What were the results of the Refuge for France and those that received her fleeing Protestants? The Huguenots in France endured some of the worst persecutions; many converted, but the movement mostly went underground taking on the name l’Église du Désert, or the Church of the Desert in reference to Israel’s 40 years of wandering. Those that stayed became fighters and stronger in their faith. The testimony of Marie Durand, imprisoned for her faith, scratched in the stone wall of her cell. Preserved today, it still speaks with it’s one word: résister or “resist.” They held out as long as they could, but their vacuum gave way to the Enlightenment philosophers like Voltaire and Jean-Jacques Rousseau.

As those that could flee were often aristocracy, wealthy and educated, they took with them their money and talents to serve other kingdoms. Some came back as missionaries, but quite a few found themselves on safer shores, erecting Huguenot churches and contributing to the well being of their new home. They found havens in Quebec, New York (which was originally called New Amsterdam), Massachusetts, Virginia, South Carolina and Florida. The names of the Huguenots were often Anglicized as time went on, but in tracing their genealogies, they can be found to be influential participants several generations after the Refuge.¹ One such person is Paul Revere.

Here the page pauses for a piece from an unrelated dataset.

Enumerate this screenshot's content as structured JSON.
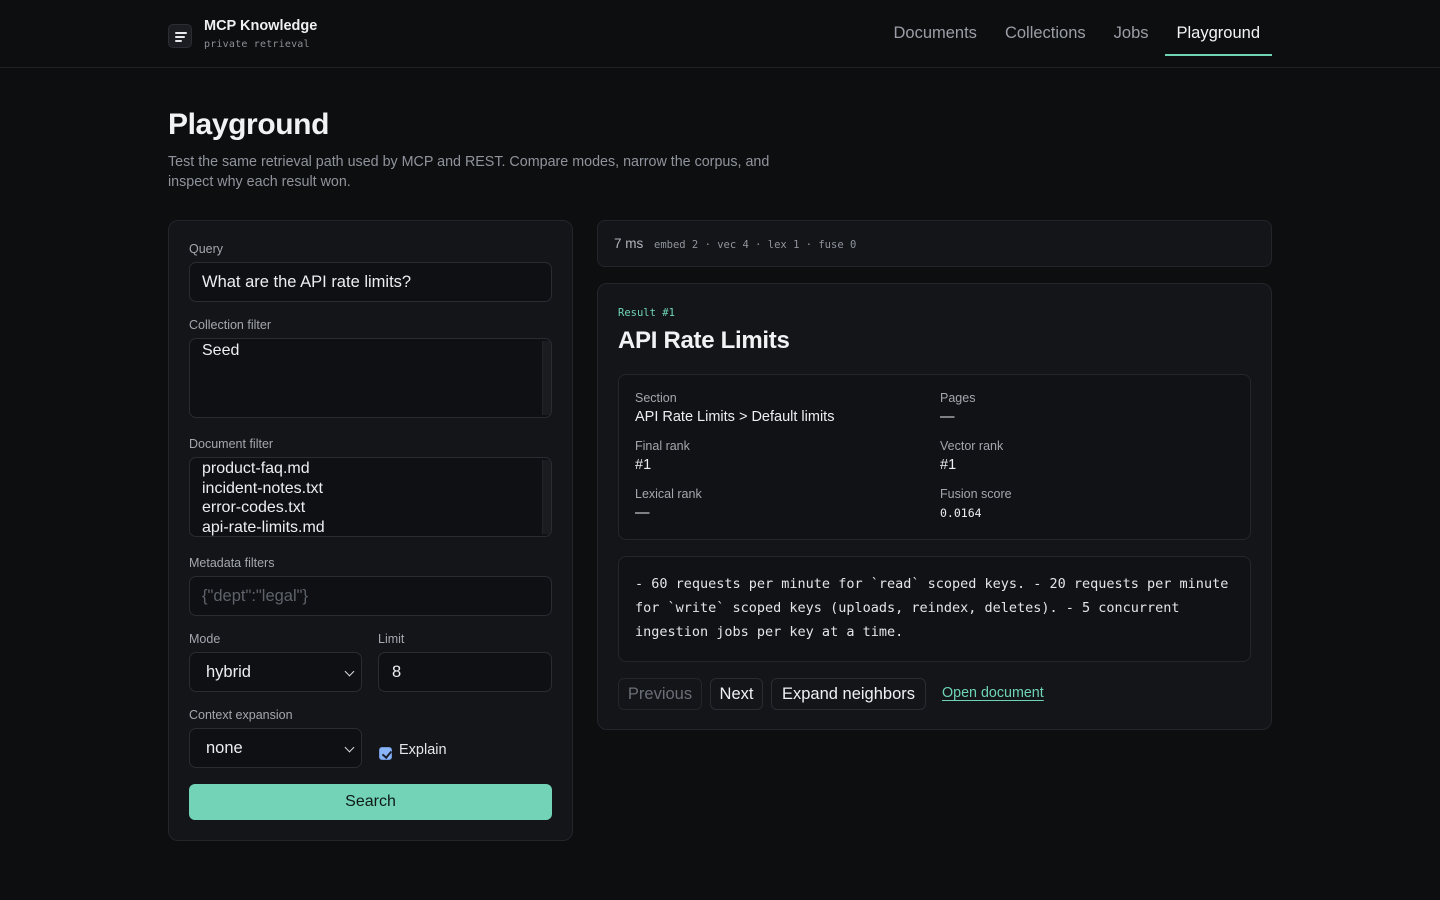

So as I look out on today’s migration, I wonder what they will bring to their new homeland, and how they will change our world.

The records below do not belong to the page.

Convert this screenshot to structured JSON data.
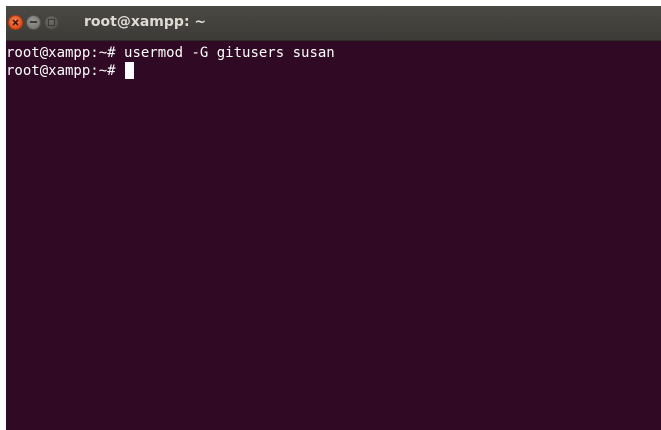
{
  "window": {
    "title": "root@xampp: ~",
    "controls": {
      "close": "close-icon",
      "minimize": "minimize-icon",
      "maximize": "maximize-icon"
    }
  },
  "terminal": {
    "lines": [
      {
        "prompt": "root@xampp:~# ",
        "command": "usermod -G gitusers susan"
      },
      {
        "prompt": "root@xampp:~# ",
        "command": ""
      }
    ],
    "colors": {
      "background": "#300a24",
      "foreground": "#ffffff"
    }
  }
}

These are questions that we will only see answered through time, but we shouldn’t be afraid. Many refugees are Muslim, but not all of them. Some are Christians, and many are becoming Christian somewhere on the road. Most refugees I’ve met are disillusioned and yet open to the Gospel. It’s good news for everyone. Every soul that opens up to Jesus is a new brother or sister. We are truly at a great crossroads, where we need wisdom, and sometimes a look from the past may shed a little light onto our present situation. I hope it will inspire prayer, compassion and outreach.

¹ “List of Huguenots”Wikipedia

Mike Dente is the senior pastor at Calvary Chapel Paris located in Paris, France. He received a Master of Theology from Faculté Jean Calvin in Aix-en-Provence, France and is continuing his studies as a doctoral student (D.Min.) at Western Seminary.